Titre : Lointains mes mots
Auteur.ice.s : Sandrine Revel et Anaëlle Hermans
Edition : Dargaud
Date de parution : 18 avril 2025
Genre du livre : Roman graphique
C’est l’éternelle quête de nouveaux possibles que nous racontent Sandrine Revel et Anaëlle Hermans. L’abandon d’une existence urbaine pour une reconnexion à la nature. Mais ce cap pour la Province, très en vogue dans la littérature, n’est pas honnêtement le point de départ de Lointains mes mots. Les deux autrices explorent ce fantasme citadin, certes. Mais pas que.
Si Claire passe des heures à déshabiller une pierre de la couche de pétrole qui la drape, entamant une relation presque monogame avec son sédiment rocheux, ce n’est pas seulement pour satisfaire son besoin de connecter avec la nature. Claire est une passionnée des mots, dont le métier est d’enseigner aux élèves la rigueur du langage. Traductrice également, elle est animée par un idéal de justesse. Mais après un accident cardio-vasculaire, Claire perd certaines aptitudes, dont l’aisance qu’elle avait à nommer les choses.

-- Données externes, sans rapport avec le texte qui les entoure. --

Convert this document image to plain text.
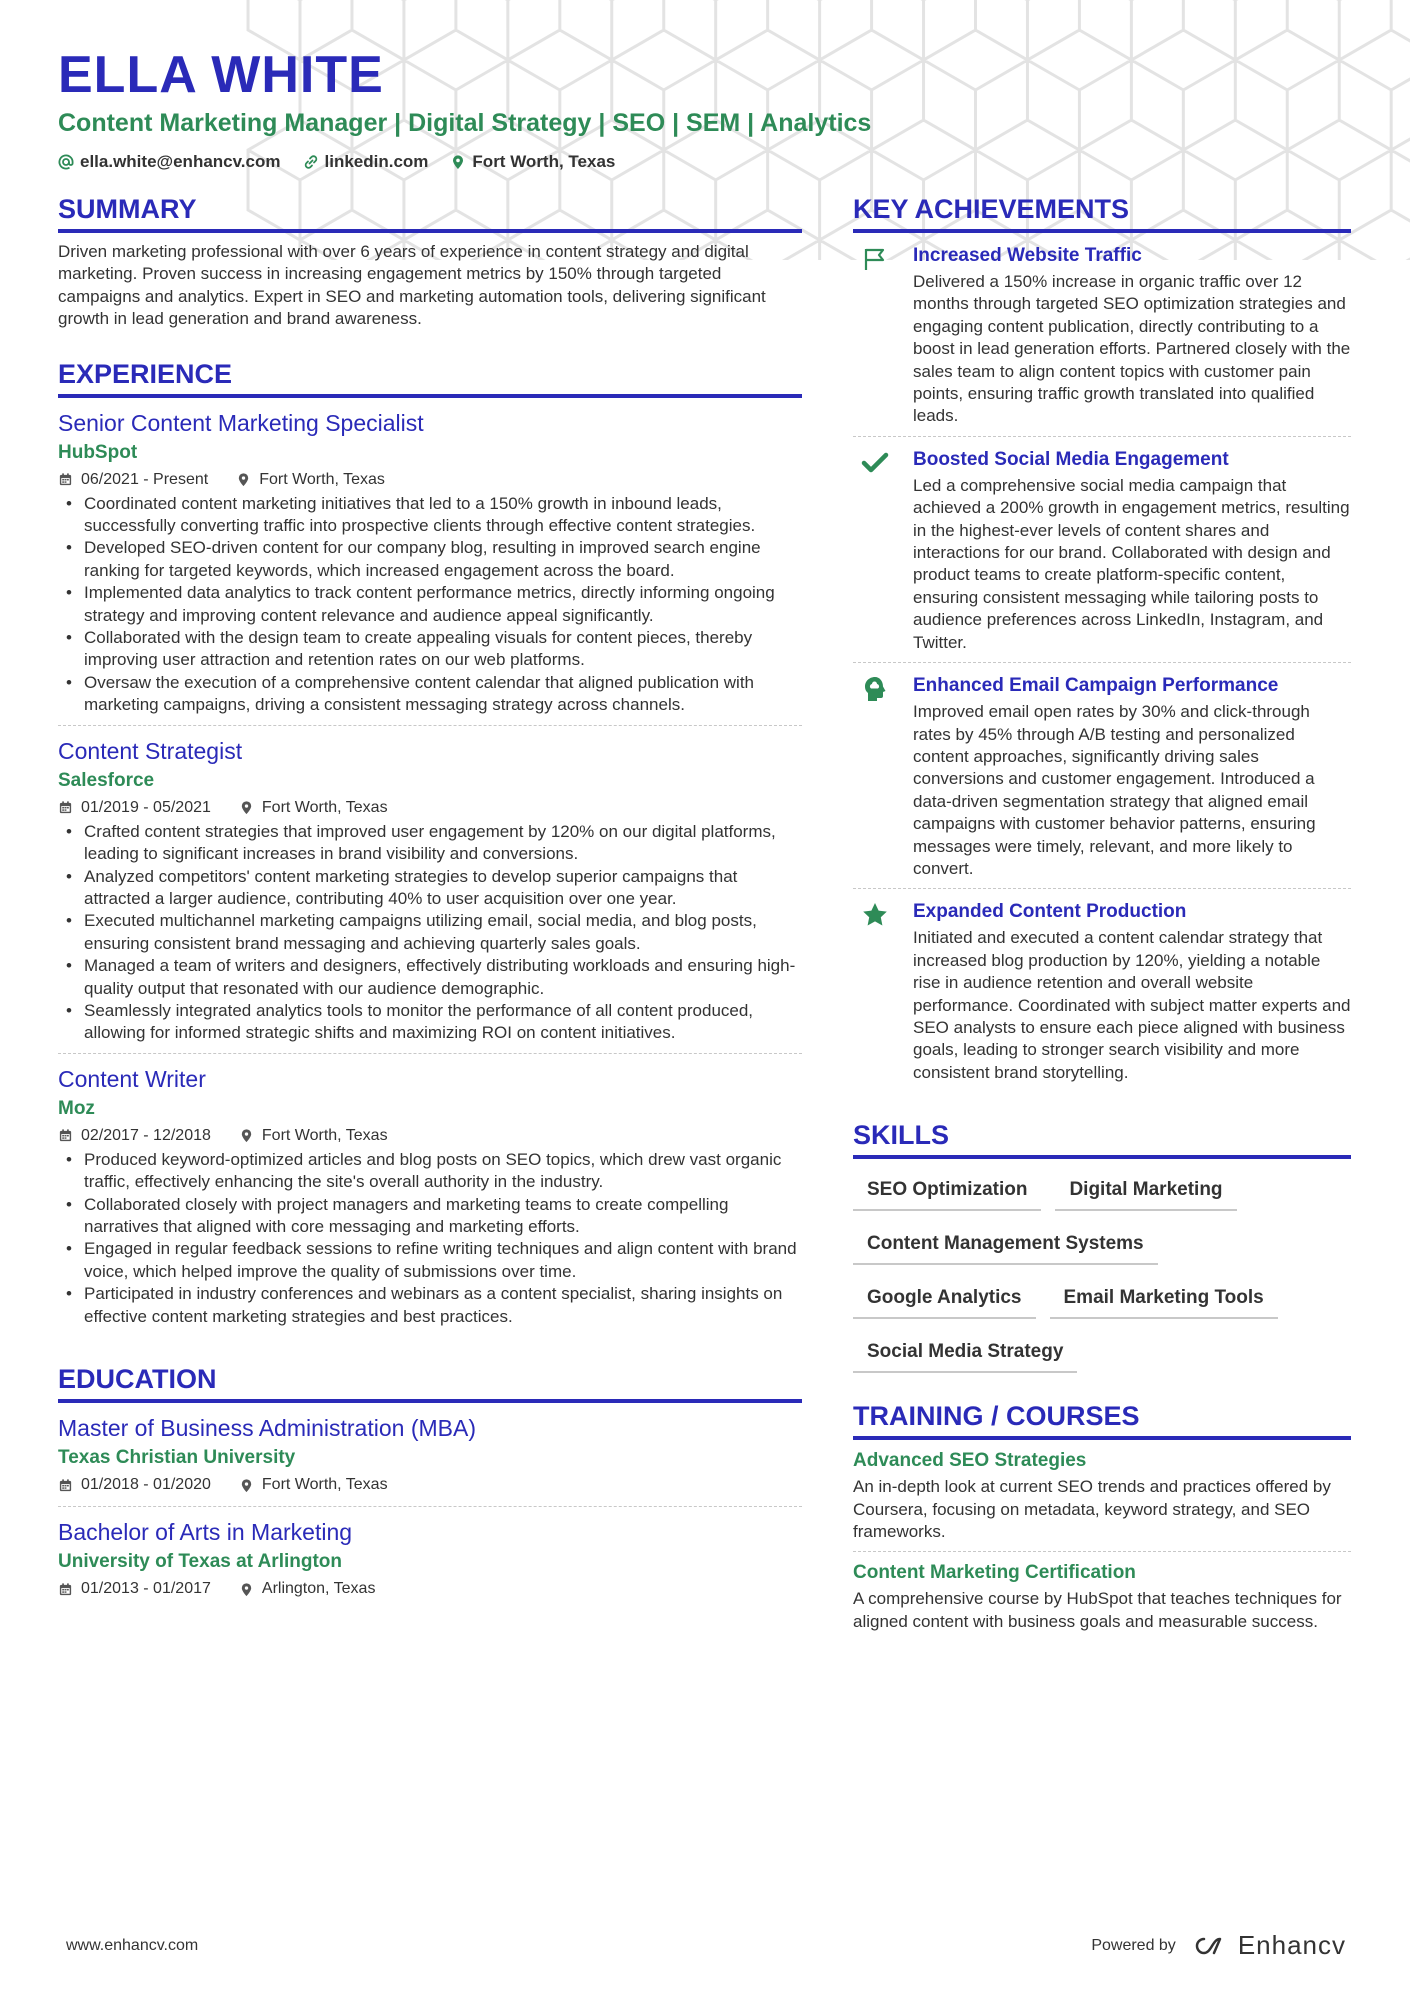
ELLA WHITE
Content Marketing Manager | Digital Strategy | SEO | SEM | Analytics
ella.white@enhancv.com	linkedin.com	Fort Worth, Texas
SUMMARY
Driven marketing professional with over 6 years of experience in content strategy and digital marketing. Proven success in increasing engagement metrics by 150% through targeted campaigns and analytics. Expert in SEO and marketing automation tools, delivering significant growth in lead generation and brand awareness.
EXPERIENCE
Senior Content Marketing Specialist
HubSpot
06/2021 - Present	Fort Worth, Texas
• Coordinated content marketing initiatives that led to a 150% growth in inbound leads, successfully converting traffic into prospective clients through effective content strategies.
• Developed SEO-driven content for our company blog, resulting in improved search engine ranking for targeted keywords, which increased engagement across the board.
• Implemented data analytics to track content performance metrics, directly informing ongoing strategy and improving content relevance and audience appeal significantly.
• Collaborated with the design team to create appealing visuals for content pieces, thereby improving user attraction and retention rates on our web platforms.
• Oversaw the execution of a comprehensive content calendar that aligned publication with marketing campaigns, driving a consistent messaging strategy across channels.
Content Strategist
Salesforce
01/2019 - 05/2021	Fort Worth, Texas
• Crafted content strategies that improved user engagement by 120% on our digital platforms, leading to significant increases in brand visibility and conversions.
• Analyzed competitors' content marketing strategies to develop superior campaigns that attracted a larger audience, contributing 40% to user acquisition over one year.
• Executed multichannel marketing campaigns utilizing email, social media, and blog posts, ensuring consistent brand messaging and achieving quarterly sales goals.
• Managed a team of writers and designers, effectively distributing workloads and ensuring high-quality output that resonated with our audience demographic.
• Seamlessly integrated analytics tools to monitor the performance of all content produced, allowing for informed strategic shifts and maximizing ROI on content initiatives.
Content Writer
Moz
02/2017 - 12/2018	Fort Worth, Texas
• Produced keyword-optimized articles and blog posts on SEO topics, which drew vast organic traffic, effectively enhancing the site's overall authority in the industry.
• Collaborated closely with project managers and marketing teams to create compelling narratives that aligned with core messaging and marketing efforts.
• Engaged in regular feedback sessions to refine writing techniques and align content with brand voice, which helped improve the quality of submissions over time.
• Participated in industry conferences and webinars as a content specialist, sharing insights on effective content marketing strategies and best practices.
EDUCATION
Master of Business Administration (MBA)
Texas Christian University
01/2018 - 01/2020	Fort Worth, Texas
Bachelor of Arts in Marketing
University of Texas at Arlington
01/2013 - 01/2017	Arlington, Texas
KEY ACHIEVEMENTS
Increased Website Traffic
Delivered a 150% increase in organic traffic over 12 months through targeted SEO optimization strategies and engaging content publication, directly contributing to a boost in lead generation efforts. Partnered closely with the sales team to align content topics with customer pain points, ensuring traffic growth translated into qualified leads.
Boosted Social Media Engagement
Led a comprehensive social media campaign that achieved a 200% growth in engagement metrics, resulting in the highest-ever levels of content shares and interactions for our brand. Collaborated with design and product teams to create platform-specific content, ensuring consistent messaging while tailoring posts to audience preferences across LinkedIn, Instagram, and Twitter.
Enhanced Email Campaign Performance
Improved email open rates by 30% and click-through rates by 45% through A/B testing and personalized content approaches, significantly driving sales conversions and customer engagement. Introduced a data-driven segmentation strategy that aligned email campaigns with customer behavior patterns, ensuring messages were timely, relevant, and more likely to convert.
Expanded Content Production
Initiated and executed a content calendar strategy that increased blog production by 120%, yielding a notable rise in audience retention and overall website performance. Coordinated with subject matter experts and SEO analysts to ensure each piece aligned with business goals, leading to stronger search visibility and more consistent brand storytelling.
SKILLS
SEO Optimization	Digital Marketing
Content Management Systems
Google Analytics	Email Marketing Tools
Social Media Strategy
TRAINING / COURSES
Advanced SEO Strategies
An in-depth look at current SEO trends and practices offered by Coursera, focusing on metadata, keyword strategy, and SEO frameworks.
Content Marketing Certification
A comprehensive course by HubSpot that teaches techniques for aligned content with business goals and measurable success.
www.enhancv.com	Powered by Enhancv
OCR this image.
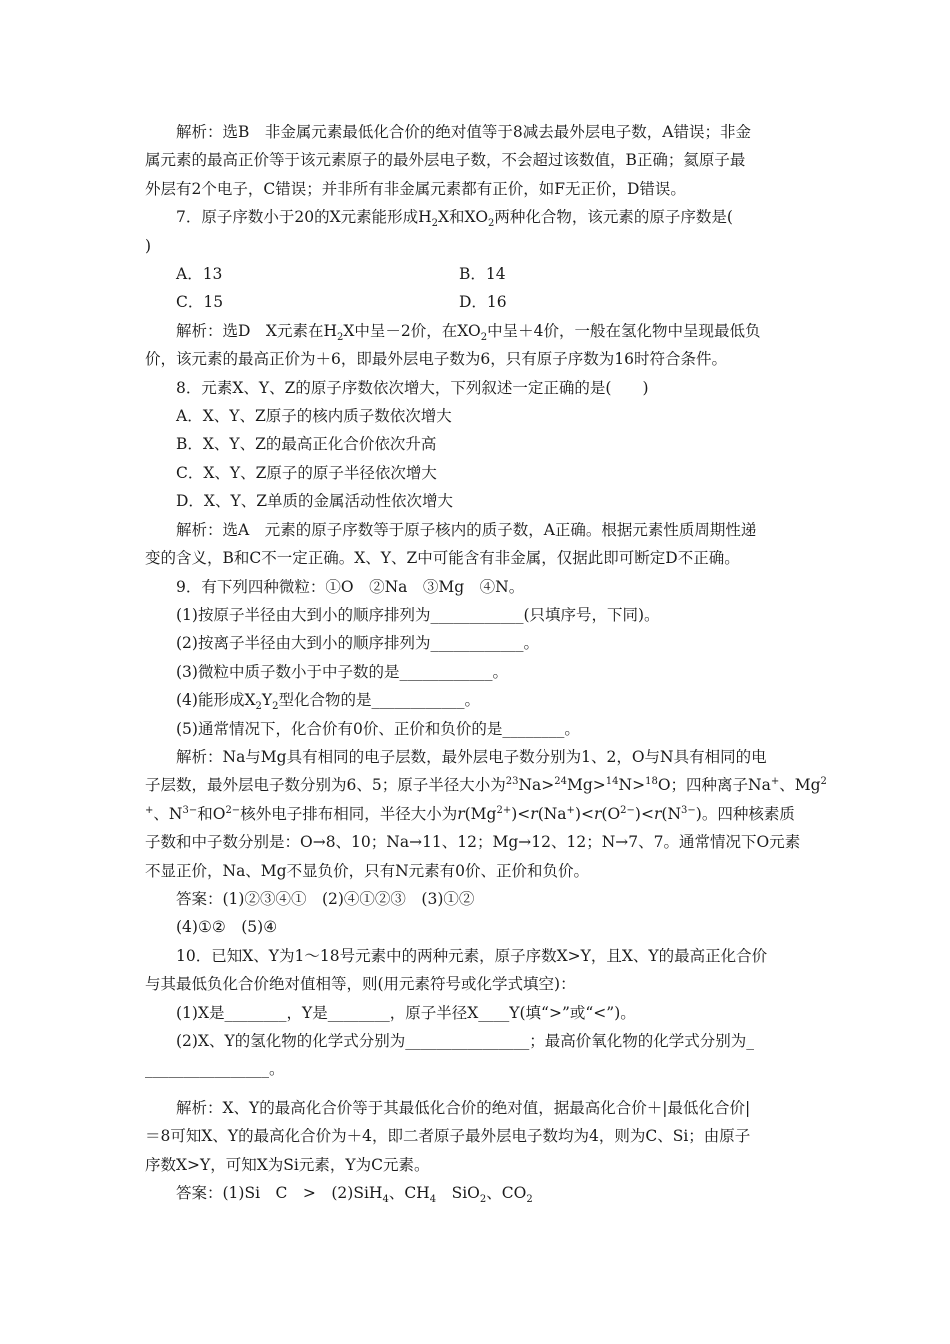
解析：选B　非金属元素最低化合价的绝对值等于8减去最外层电子数，A错误；非金
属元素的最高正价等于该元素原子的最外层电子数，不会超过该数值，B正确；氦原子最
外层有2个电子，C错误；并非所有非金属元素都有正价，如F无正价，D错误。
7．原子序数小于20的X元素能形成$H_2X$和$XO_2$两种化合物，该元素的原子序数是(
)
A．13	B．14
C．15	D．16
解析：选D　X元素在$H_2X$中呈－2价，在$XO_2$中呈＋4价，一般在氢化物中呈现最低负
价，该元素的最高正价为＋6，即最外层电子数为6，只有原子序数为16时符合条件。
8．元素X、Y、Z的原子序数依次增大，下列叙述一定正确的是(　　)
A．X、Y、Z原子的核内质子数依次增大
B．X、Y、Z的最高正化合价依次升高
C．X、Y、Z原子的原子半径依次增大
D．X、Y、Z单质的金属活动性依次增大
解析：选A　元素的原子序数等于原子核内的质子数，A正确。根据元素性质周期性递
变的含义，B和C不一定正确。X、Y、Z中可能含有非金属，仅据此即可断定D不正确。
9．有下列四种微粒：①O　②Na　③Mg　④N。
(1)按原子半径由大到小的顺序排列为____________(只填序号，下同)。
(2)按离子半径由大到小的顺序排列为____________。
(3)微粒中质子数小于中子数的是____________。
(4)能形成$X_2Y_2$型化合物的是____________。
(5)通常情况下，化合价有0价、正价和负价的是________。
解析：Na与Mg具有相同的电子层数，最外层电子数分别为1、2，O与N具有相同的电
子层数，最外层电子数分别为6、5；原子半径大小为$^{23}$Na>$^{24}$Mg>$^{14}$N>$^{18}$O；四种离子Na+、Mg$^2$
+、$N^{3-}$和$O^{2-}$核外电子排布相同，半径大小为$r(Mg^{2+})<r(Na^+)<r(O^{2-})<r(N^{3-})$。四种核素质
子数和中子数分别是：O→8、10；Na→11、12；Mg→12、12；N→7、7。通常情况下O元素
不显正价，Na、Mg不显负价，只有N元素有0价、正价和负价。
答案：(1)②③④①　(2)④①②③　(3)①②
(4)①②　(5)④
10．已知X、Y为1～18号元素中的两种元素，原子序数X>Y，且X、Y的最高正化合价
与其最低负化合价绝对值相等，则(用元素符号或化学式填空)：
(1)X是________，Y是________，原子半径X____Y(填“>”或“<”)。
(2)X、Y的氢化物的化学式分别为________________；最高价氧化物的化学式分别为_
________________。
解析：X、Y的最高化合价等于其最低化合价的绝对值，据最高化合价＋|最低化合价|
＝8可知X、Y的最高化合价为＋4，即二者原子最外层电子数均为4，则为C、Si；由原子
序数X>Y，可知X为Si元素，Y为C元素。
答案：(1)Si　C　>　(2)SiH$_4$、$CH_4$　SiO$_2$、$CO_2$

Claire oublie ces mots si précieux qui nourrissaient sa vie professionnelle. Pour ne pas plier face au handicap, la jeune femme décore son quotidien de post-it. C’est une véritable invasion de pense-bêtes destinés à ne pas laisser les mots s’échapper de sa mémoire. Frigo. Armoire. Chaise. Lait. Se remémorer tous ces objets, auxquels nous ne prêtons pas attention, demande à la jeune femme une concentration particulière. Et puis surtout, une retraite s’impose pour elle qui, de toute façon, ne peut plus exercer. Alors elle noie sa déception, non dans l’alcool, mais dans la mer. Grâce à la plongée sous-marine, elle apprend à apprécier le silence. Et à connecter avec la nature bien sûr.
Le lecteur comprend qu’avec l’accident, ses priorités se sont déplacées. Ce ne sont plus les ambitions qui guident Claire, mais l’importance donnée au soin. Claire veut être à l’écoute de son corps. L’aider. Mais aussi guérir la terre qui l’accueille. L’âme et son environnement sont des éléments que Sandrine Revel et Anaëlle Hermans se permettent de mettre en parallèle. Si Claire échoue sur ce village côtier, c’est, donc, d’abord, pour débarrasser sa faune et sa flore des conséquences du naufrage d’un pétrolier.
Lointains mes mots, en plus de mettre en lumière le handicap dans sa diversité et de s’imposer comme un appel à agir pour une terre plus saine, est aussi une proposition esthétique très aboutie. Claire est touchante, comme l’est le dessin pastel de Sandrine Revel qui s’était déjà illustrée avec ses biographies consacrées à Glenn Gould et Tom Thomson. D’ailleurs, si ce dernier lui avait offert la possibilité d’affronter l’hostilité des paysages montagneux du Canada, aujourd’hui, c’est aux fonds marins qu’elle se consacre. Et ce, avec cette même délicatesse qui lui avait déjà à l’époque valu nos éloges.